On my 13th birthday, I told my mother my greatest dream — to be the best dog trainer in the world. She told me I could be anything I wanted to be but, looking back, I realize how unrealistic my dream had been.

I was a short, poor Mexican kid from a farming town with less than half a million people. Not only that, but the dogs in Culiacán weren’t treated the same as household pets in big cities. They were strays and working dogs, so no one around there would even need a trainer.

If I wanted to make my dream come true, I would have to go to America, so I did, arriving at 21 with that big dream and no money. Then my dream became a reality, and a reality show, and all it took was me believing in myself — along with fourteen years of hard work and good luck.

Related: Who’s your hero?

Of course, I would not have been inspired to do that hard work — and would not have met the right people to be “lucky” — if my imagination had not created the dream to move me forward in the first place. If I had had no dream, I would probably still be living back home and someone else would be Leader of the Pack now.

People often ask me whether dogs have an imagination. While science hasn’t yet answered this question, I would say that dogs have something like an imagination, but different.

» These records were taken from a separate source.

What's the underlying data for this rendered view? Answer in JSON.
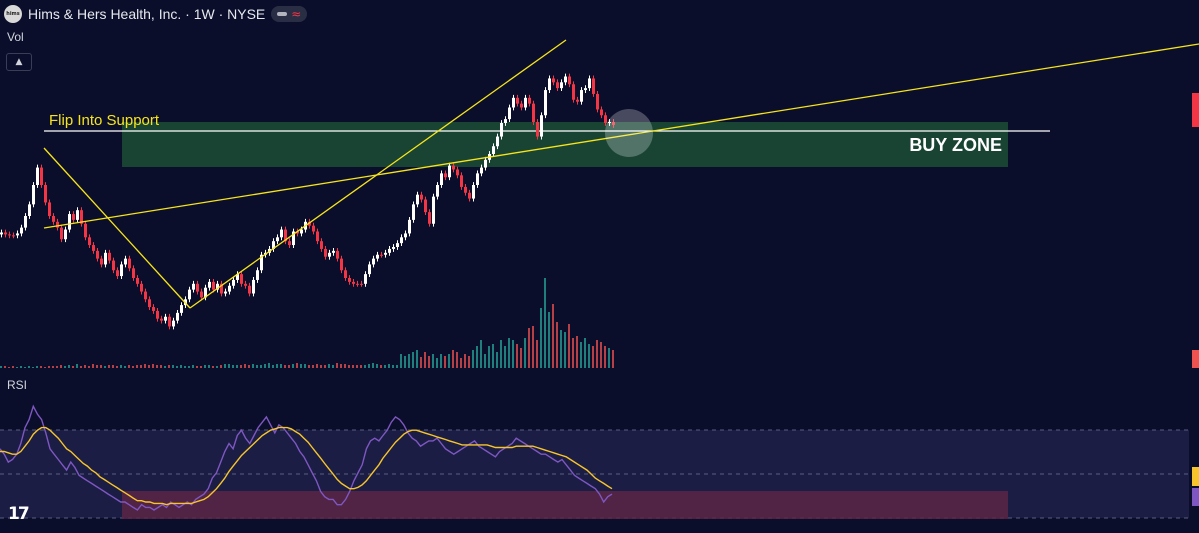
{
  "header": {
    "logo_text": "hims",
    "title": "Hims & Hers Health, Inc. · 1W · NYSE",
    "wave_symbol": "≈"
  },
  "volume_pane": {
    "label": "Vol",
    "collapse_icon": "chevron-up-icon"
  },
  "rsi_pane": {
    "label": "RSI"
  },
  "branding": {
    "logo_text": "17"
  },
  "colors": {
    "background": "#0b0e2b",
    "candle_up": "#ffffff",
    "candle_down": "#f23645",
    "volume_up": "#26a69a",
    "volume_down": "#ef5350",
    "trendline": "#f7e51a",
    "support_line": "#ffffff",
    "buy_zone": "#1b4a35",
    "rsi_line": "#7e57c2",
    "rsi_ma": "#f7c52b",
    "oversold_zone": "#5a2545"
  },
  "chart_data": [
    {
      "type": "candlestick",
      "annotations": [
        {
          "kind": "text",
          "text": "Flip Into Support",
          "color": "#f7e51a"
        },
        {
          "kind": "text",
          "text": "BUY ZONE",
          "color": "#ffffff"
        }
      ],
      "series": [
        {
          "x": [
            0,
            4,
            8,
            12,
            16,
            20,
            24,
            28,
            32,
            36,
            40,
            44,
            48,
            52,
            56,
            60,
            64,
            68,
            72,
            76,
            80,
            84,
            88,
            92,
            96,
            100,
            104,
            108,
            112,
            116,
            120,
            124,
            128,
            132,
            136,
            140,
            144,
            148,
            152,
            156,
            160,
            164,
            168,
            172,
            176,
            180,
            184,
            188,
            192,
            196,
            200,
            204,
            208,
            212,
            216,
            220,
            224,
            228,
            232,
            236,
            240,
            244,
            248,
            252,
            256,
            260,
            264,
            268,
            272,
            276,
            280,
            284,
            288,
            292,
            296,
            300,
            304,
            308,
            312,
            316,
            320,
            324,
            328,
            332,
            336,
            340,
            344,
            348,
            352,
            356,
            360,
            364,
            368,
            372,
            376,
            380,
            384,
            388,
            392,
            396,
            400,
            404,
            408,
            412,
            416,
            420,
            424,
            428,
            432,
            436,
            440,
            444,
            448,
            452,
            456,
            460,
            464,
            468,
            472,
            476,
            480,
            484,
            488,
            492,
            496,
            500,
            504,
            508,
            512,
            516,
            520,
            524,
            528,
            532,
            536,
            540,
            544,
            548,
            552,
            556,
            560,
            564,
            568,
            572,
            576,
            580,
            584,
            588,
            592,
            596,
            600,
            604,
            608,
            612
          ],
          "close": [
            209,
            211,
            212,
            212,
            210,
            204,
            192,
            180,
            160,
            142,
            160,
            178,
            192,
            198,
            204,
            216,
            206,
            190,
            196,
            186,
            200,
            214,
            222,
            228,
            236,
            242,
            230,
            238,
            248,
            254,
            242,
            236,
            246,
            256,
            262,
            270,
            278,
            286,
            290,
            298,
            300,
            296,
            306,
            300,
            292,
            284,
            278,
            268,
            262,
            270,
            276,
            266,
            260,
            268,
            262,
            272,
            270,
            264,
            258,
            252,
            262,
            264,
            272,
            258,
            248,
            232,
            230,
            226,
            218,
            214,
            206,
            218,
            222,
            208,
            210,
            206,
            198,
            202,
            208,
            218,
            226,
            234,
            230,
            228,
            236,
            248,
            256,
            260,
            262,
            262,
            262,
            252,
            242,
            236,
            232,
            232,
            230,
            226,
            224,
            220,
            214,
            210,
            196,
            180,
            170,
            175,
            188,
            200,
            172,
            160,
            148,
            152,
            140,
            144,
            150,
            162,
            168,
            174,
            160,
            148,
            142,
            134,
            128,
            120,
            110,
            96,
            92,
            80,
            70,
            76,
            80,
            70,
            76,
            95,
            110,
            88,
            62,
            50,
            54,
            60,
            54,
            48,
            56,
            72,
            74,
            62,
            60,
            50,
            66,
            82,
            88,
            96,
            95,
            98
          ]
        },
        {
          "name": "Volume",
          "values": [
            2,
            2,
            1,
            2,
            1,
            2,
            1,
            2,
            1,
            2,
            2,
            1,
            2,
            2,
            2,
            3,
            2,
            3,
            2,
            4,
            2,
            3,
            2,
            4,
            3,
            3,
            2,
            3,
            3,
            2,
            3,
            2,
            3,
            2,
            3,
            3,
            4,
            3,
            4,
            3,
            3,
            2,
            3,
            3,
            2,
            3,
            2,
            2,
            3,
            2,
            2,
            3,
            3,
            2,
            2,
            3,
            4,
            4,
            3,
            3,
            3,
            4,
            3,
            4,
            3,
            3,
            4,
            5,
            3,
            4,
            4,
            3,
            3,
            4,
            5,
            4,
            4,
            3,
            3,
            4,
            3,
            3,
            4,
            3,
            5,
            4,
            4,
            3,
            3,
            3,
            3,
            3,
            4,
            5,
            4,
            3,
            3,
            4,
            3,
            3,
            14,
            12,
            14,
            16,
            18,
            11,
            16,
            12,
            14,
            10,
            14,
            12,
            14,
            18,
            16,
            10,
            14,
            12,
            18,
            22,
            28,
            14,
            22,
            24,
            16,
            28,
            22,
            30,
            28,
            24,
            20,
            30,
            40,
            42,
            28,
            60,
            90,
            56,
            64,
            46,
            38,
            36,
            44,
            30,
            32,
            26,
            30,
            24,
            22,
            28,
            26,
            22,
            20,
            18
          ]
        }
      ]
    },
    {
      "type": "line",
      "series": [
        {
          "name": "RSI",
          "values": [
            52,
            48,
            42,
            44,
            48,
            56,
            68,
            74,
            84,
            78,
            74,
            64,
            52,
            48,
            44,
            40,
            36,
            42,
            38,
            32,
            30,
            28,
            26,
            24,
            22,
            20,
            18,
            16,
            14,
            12,
            12,
            10,
            8,
            6,
            10,
            8,
            8,
            6,
            8,
            10,
            8,
            12,
            10,
            8,
            10,
            12,
            10,
            14,
            16,
            18,
            22,
            30,
            34,
            42,
            50,
            56,
            52,
            62,
            66,
            60,
            56,
            62,
            68,
            72,
            76,
            70,
            64,
            70,
            68,
            64,
            60,
            56,
            50,
            46,
            40,
            34,
            28,
            20,
            16,
            14,
            14,
            10,
            10,
            14,
            20,
            28,
            34,
            40,
            52,
            58,
            60,
            58,
            62,
            66,
            72,
            76,
            74,
            70,
            64,
            60,
            58,
            54,
            56,
            58,
            58,
            60,
            56,
            52,
            50,
            48,
            50,
            52,
            54,
            56,
            58,
            54,
            52,
            50,
            48,
            46,
            50,
            52,
            54,
            56,
            60,
            58,
            56,
            54,
            52,
            50,
            48,
            48,
            46,
            44,
            42,
            44,
            40,
            36,
            32,
            30,
            28,
            26,
            24,
            22,
            18,
            12,
            16,
            18
          ]
        },
        {
          "name": "RSI-based MA",
          "values": [
            50,
            50,
            49,
            48,
            48,
            50,
            54,
            58,
            63,
            66,
            68,
            68,
            66,
            63,
            60,
            56,
            52,
            50,
            47,
            44,
            41,
            39,
            36,
            34,
            31,
            29,
            27,
            25,
            23,
            21,
            19,
            17,
            15,
            13,
            13,
            12,
            12,
            11,
            11,
            11,
            10,
            11,
            11,
            11,
            11,
            11,
            11,
            12,
            13,
            14,
            16,
            19,
            22,
            26,
            30,
            35,
            39,
            43,
            47,
            50,
            53,
            56,
            59,
            62,
            64,
            66,
            67,
            68,
            68,
            68,
            67,
            65,
            63,
            60,
            57,
            53,
            49,
            45,
            41,
            37,
            33,
            29,
            26,
            24,
            22,
            22,
            23,
            25,
            28,
            32,
            36,
            40,
            45,
            49,
            53,
            57,
            60,
            63,
            65,
            66,
            66,
            65,
            64,
            63,
            62,
            61,
            60,
            59,
            58,
            57,
            56,
            55,
            55,
            55,
            55,
            55,
            55,
            55,
            54,
            53,
            53,
            53,
            53,
            53,
            54,
            54,
            54,
            54,
            54,
            53,
            52,
            51,
            50,
            49,
            48,
            47,
            46,
            44,
            42,
            40,
            38,
            36,
            33,
            30,
            28,
            26,
            24,
            22
          ]
        }
      ],
      "zones": [
        {
          "name": "oversold",
          "color": "#5a2545"
        }
      ]
    }
  ]
}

Dogs are instinctual and live in the moment. They do not sit around thinking about what they’re going to do tomorrow. However, when presented with a particular stimulus, they are capable of imagining what that stimulus means because of past associations.

A human may be expecting a bonus at work next month, for example, and they can imagine all the things they could do with that money. For a dog, though, even if you walk her at the same time every day, she isn’t spending the half hour beforehand imagining going on that walk and all the things she will smell and see.

Instead, she is aware that it’s a certain time of day and remembers that something exciting happens at that time. But it isn’t until you, the human, start the motions she associates with going on the walk that she will begin to anticipate exactly what’s going to happen — and that anticipation isn’t “I know what happens next.” It’s “I remember what happened last time.”

Our human imaginations can get us into trouble when, instead of dreams, we create nightmares, and once someone has decided to imagine the negative — like the inability to control their dog — it can be difficult to convince them otherwise. Like the dog going for the walk, they remember what happened last time, but that last time was bad for the human, so they expect every other time to be the same.

Luckily, we also have the ability to use our imagination to move away from bad results, and this is exactly how I teach people to project calm, assertive energy. If you don’t think you can be calm and assertive, then imagine yourself as someone who is — a fictional character or a real-life hero — and take on the posture and attitude of that character. Dream success with your dogs, then imagine that dream while you’re with your dogs, and see how quickly your energy changes into action and becomes reality.

Dogs can only react to what has happened and what’s happening right now, but humans have the ability to imagine and ask, “What could be?” Imagining positive things can give us the drive to make them happen. They can turn a poor little 13 year-old Mexican boy into an international TV star, and they can turn you into a Leader of the Pack in everything that you do.